Ólafur Arnalds Ólafur Arnalds? And They Have Escaped The Weight Of Darkness
ERASED TAPESWe had been following the Icelandic composer Ólafur Arnalds closely since he surprised the indie community with his first album, “Eulogy For Evolution,” which followed the neoclassic path with rigorous, serious composition, explicitly instrumental intentions, academically ambitious arrangements, and an electronic addition here and there as a wink and concession to the sub-genre already bubbling over in 2007, when it came out—all despite its geographical origin, Iceland, and the record label behind it, Erased Tapes (with its post-rock affiliations). Since then, and due to his young age when he recorded this coming-out album (he was just over 21), he became the protégée, the spoiled child, the golden boy of the neoclassic universe. He continued along and enlarged his own trail with an especially prolific, active, regular career the two following years with an EP, the more orthodox “Variations Of Static,” and two albums, the more experimental “Dyad 1909,” created as musical accompaniment for a work by the choreographer Wayne McGregor, and “Found Songs,” a compilation of songs that he himself was hanging for a few months on his website.
In just over three years, the composer and musician has shown above all a constant, serious pace of work, as well as an interesting degree of perfectionism and self-exigency that has had a positive effect on a legacy that it is difficult to find fault with. Musically, his discourse has circulated within the more traditional language of contemporary music with elegance and sophistication, without renouncing a bit of flirting with a more pop, electronic structure, which helps him give a more modern, daring focus to his basic proposal, justifying the meaning of the “neoclassic” label. Arnalds builds his songs based on the piano, the cornerstone of his sound, and from there he raises monuments with very refined string arrangements and occasional digital touches. With such an encouraging panorama, it seemed clear that this Icelandic composer had only to finally present us with entirely new material, designed, written, and executed specifically for this occasion. This would place an accent on two fundamental aspects: on one hand, to show that the teachings of his previous works could go further, grow and expand from all points of view, that there would be no stagnation; and second, that he would be able to transcend his own discourse and evolve, mature, and blaze new trails. And he has successfully done both of these things.
“…And They Have Escaped The Weight Of Darkness” is, above all, the stylising and streamlining of the Arnalds universe. Where before you could tell that he raised the tone too much, where you realised that some arrangements weren’t necessary or that some compositions were worked on more than others—small flaws that never spoiled the contents—here it is all more balanced, considered down to the smallest detail, perfectly calibrated. This is a more subtle Arnalds, especially at the beginning of the album, where he feels no need to automatically seek out a crescendo. The two first songs avoid precisely that, with the piano acting as the backbone and modest string arrangements complementing the action, without stridency, a soft, gentle quartet sonata. It is in the third song, “Tunglið,” that we hear the first signs of change and of the artist’s expressive, creative play.

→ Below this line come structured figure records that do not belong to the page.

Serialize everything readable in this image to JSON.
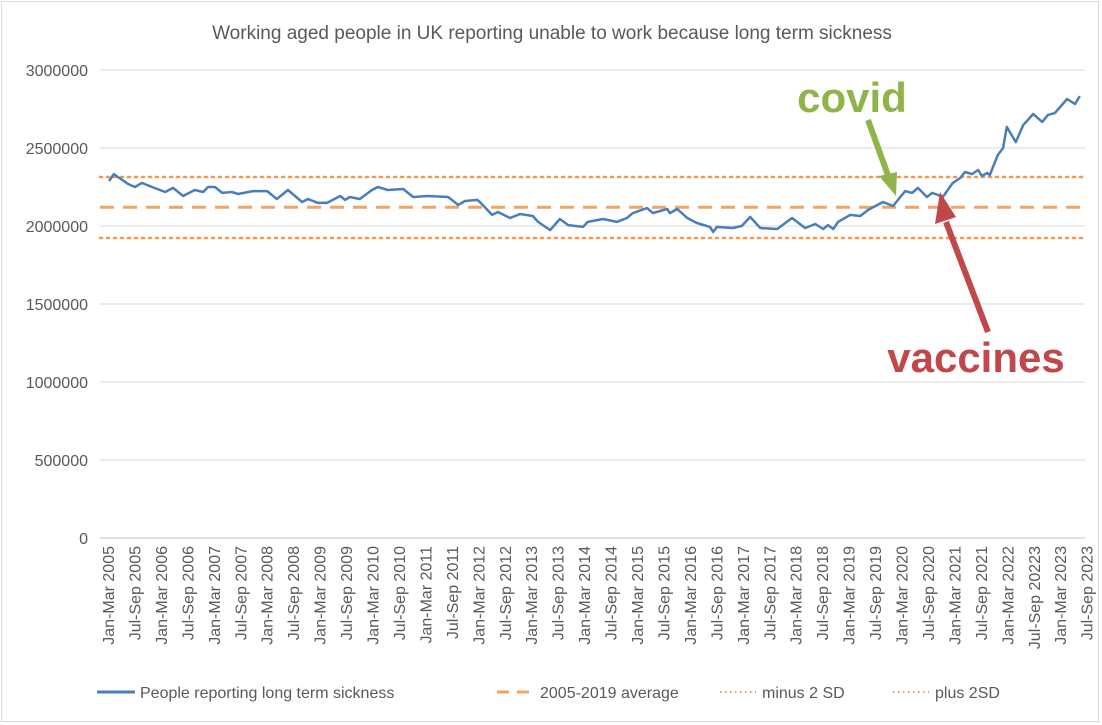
{
  "chart_data": {
    "type": "line",
    "title": "Working aged people in UK reporting unable to work because long term sickness",
    "xlabel": "",
    "ylabel": "",
    "ylim": [
      0,
      3000000
    ],
    "yticks": [
      "0",
      "500000",
      "1000000",
      "1500000",
      "2000000",
      "2500000",
      "3000000"
    ],
    "ytick_values": [
      0,
      500000,
      1000000,
      1500000,
      2000000,
      2500000,
      3000000
    ],
    "xlim_years": [
      2005,
      2023.4
    ],
    "xtick_labels": [
      "Jan-Mar 2005",
      "Jul-Sep 2005",
      "Jan-Mar 2006",
      "Jul-Sep 2006",
      "Jan-Mar 2007",
      "Jul-Sep 2007",
      "Jan-Mar 2008",
      "Jul-Sep 2008",
      "Jan-Mar 2009",
      "Jul-Sep 2009",
      "Jan-Mar 2010",
      "Jul-Sep 2010",
      "Jan-Mar 2011",
      "Jul-Sep 2011",
      "Jan-Mar 2012",
      "Jul-Sep 2012",
      "Jan-Mar 2013",
      "Jul-Sep 2013",
      "Jan-Mar 2014",
      "Jul-Sep 2014",
      "Jan-Mar 2015",
      "Jul-Sep 2015",
      "Jan-Mar 2016",
      "Jul-Sep 2016",
      "Jan-Mar 2017",
      "Jul-Sep 2017",
      "Jan-Mar 2018",
      "Jul-Sep 2018",
      "Jan-Mar 2019",
      "Jul-Sep 2019",
      "Jan-Mar 2020",
      "Jul-Sep 2020",
      "Jan-Mar 2021",
      "Jul-Sep 2021",
      "Jan-Mar 2022",
      "Jul-Sep 20223",
      "Jan-Mar 2023",
      "Jul-Sep 2023"
    ],
    "grid": true,
    "legend_position": "bottom",
    "series": [
      {
        "name": "People reporting long term sickness",
        "style": "solid",
        "color": "#4a7ebb",
        "x": [
          2005.02,
          2005.11,
          2005.38,
          2005.51,
          2005.64,
          2005.79,
          2006.08,
          2006.23,
          2006.42,
          2006.64,
          2006.8,
          2006.89,
          2007.02,
          2007.16,
          2007.34,
          2007.46,
          2007.74,
          2008.01,
          2008.19,
          2008.4,
          2008.67,
          2008.78,
          2008.97,
          2009.14,
          2009.39,
          2009.48,
          2009.57,
          2009.76,
          2009.99,
          2010.1,
          2010.29,
          2010.58,
          2010.77,
          2011.05,
          2011.43,
          2011.62,
          2011.75,
          2011.98,
          2012.03,
          2012.26,
          2012.37,
          2012.6,
          2012.79,
          2013.03,
          2013.13,
          2013.36,
          2013.54,
          2013.7,
          2013.98,
          2014.07,
          2014.36,
          2014.62,
          2014.81,
          2014.92,
          2015.19,
          2015.3,
          2015.57,
          2015.62,
          2015.76,
          2015.95,
          2016.13,
          2016.38,
          2016.44,
          2016.51,
          2016.81,
          2016.98,
          2017.14,
          2017.33,
          2017.65,
          2017.93,
          2018.18,
          2018.37,
          2018.52,
          2018.61,
          2018.71,
          2018.8,
          2019.03,
          2019.22,
          2019.37,
          2019.65,
          2019.84,
          2020.07,
          2020.2,
          2020.31,
          2020.48,
          2020.58,
          2020.69,
          2020.78,
          2020.97,
          2021.11,
          2021.2,
          2021.33,
          2021.45,
          2021.52,
          2021.62,
          2021.67,
          2021.82,
          2021.92,
          2021.99,
          2022.16,
          2022.3,
          2022.49,
          2022.66,
          2022.77,
          2022.9,
          2023.13,
          2023.28,
          2023.37
        ],
        "values": [
          2288000,
          2333000,
          2269000,
          2250000,
          2276000,
          2256000,
          2218000,
          2244000,
          2192000,
          2231000,
          2218000,
          2250000,
          2250000,
          2212000,
          2218000,
          2205000,
          2224000,
          2224000,
          2173000,
          2231000,
          2154000,
          2173000,
          2148000,
          2148000,
          2192000,
          2167000,
          2186000,
          2173000,
          2231000,
          2250000,
          2231000,
          2237000,
          2186000,
          2192000,
          2186000,
          2135000,
          2160000,
          2167000,
          2154000,
          2071000,
          2090000,
          2051000,
          2077000,
          2064000,
          2026000,
          1974000,
          2045000,
          2006000,
          1994000,
          2026000,
          2045000,
          2026000,
          2051000,
          2083000,
          2115000,
          2083000,
          2109000,
          2083000,
          2109000,
          2051000,
          2019000,
          1994000,
          1962000,
          1994000,
          1987000,
          2000000,
          2058000,
          1987000,
          1981000,
          2051000,
          1987000,
          2013000,
          1981000,
          2006000,
          1981000,
          2026000,
          2071000,
          2064000,
          2103000,
          2154000,
          2128000,
          2224000,
          2212000,
          2244000,
          2186000,
          2212000,
          2199000,
          2186000,
          2276000,
          2308000,
          2346000,
          2333000,
          2359000,
          2321000,
          2340000,
          2327000,
          2455000,
          2500000,
          2635000,
          2538000,
          2647000,
          2718000,
          2667000,
          2712000,
          2724000,
          2814000,
          2782000,
          2833000
        ]
      },
      {
        "name": "2005-2019 average",
        "style": "dashed",
        "color": "#f4a460",
        "value": 2120000
      },
      {
        "name": "minus 2 SD",
        "style": "dotted",
        "color": "#f79646",
        "value": 1923000
      },
      {
        "name": "plus 2SD",
        "style": "dotted",
        "color": "#f79646",
        "value": 2314000
      }
    ],
    "annotations": [
      {
        "text": "covid",
        "color": "#8fb54a",
        "points_to_year": 2020.2
      },
      {
        "text": "vaccines",
        "color": "#c0474a",
        "points_to_year": 2021.0
      }
    ]
  }
}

A drum comes up and all hell breaks loose: a sound explosion like Sigur Rós, an increase in intensity and the appearance of muscle, not very visible in his career. Something similar occurs in “Gleypa Okkur”, with a drum, guitar, and a subtle chorus of background voices who bring the author to the edge of the most biting post-rock. And last but not least, the closing song incorporates an electronic beat, wind instruments, and drumrolls that help to outline this turn towards a more physical, also more exultant proposal, in which the creator’s raging romanticism also shows signs of vitality and power, not only self-absorption and flagellation.

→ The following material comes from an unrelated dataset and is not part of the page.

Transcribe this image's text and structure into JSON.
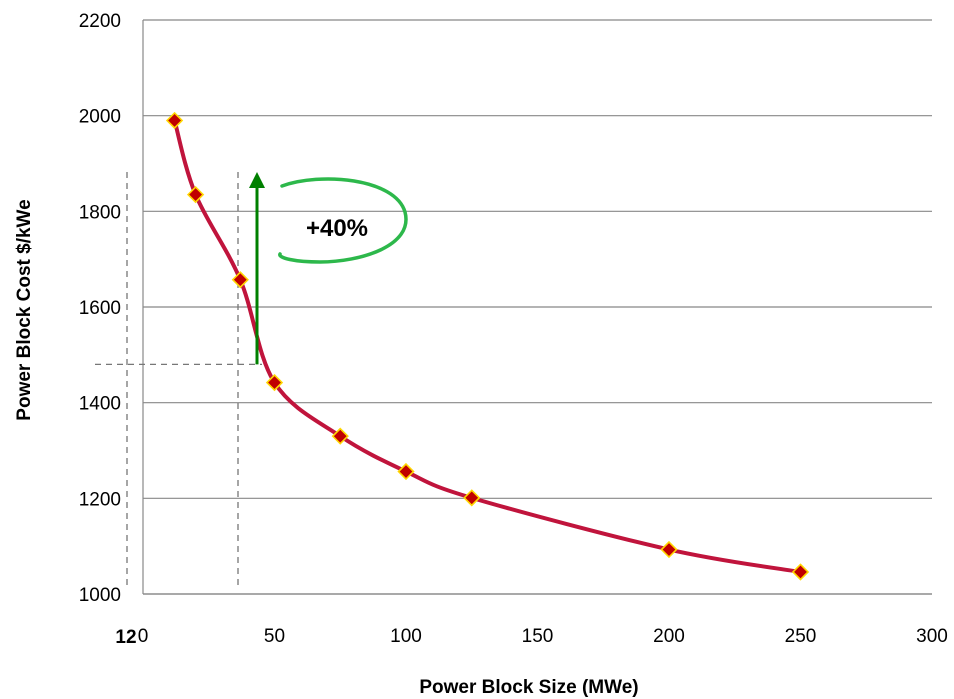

The dynamic doesn’t only change in this sense. Here, we also discover the composer’s more “soundtrack” side. “Hægt, Kemur Ljósið” is probably the best creation of his career, a lovely mosaic, vibrant, pure ecstasy, mixing chord arrangements that James Newton Howard and Thomas Newman would kill for, and a rhythmic, instrumental base that injects more life, energy and emotional exaltation into the whole. Submerged in a comforting sadness, pure post-romantic melancholy, elegant, modern, challenging, “…And They Have Escaped The Weight Of Darkness” is an album that leads you to wish with all your heart that somebody had broken that heart just before listening to it, so that you could enjoy it even more. An explosion of total emotion that serves to provide the biggest possible framework for a result that fulfils expectations, meets its goals, and increases confidence in Ólafur Arnalds as the great hope of present and future European neoclassicism, more consolidated today than yesterday, but not as much as it will be tomorrow.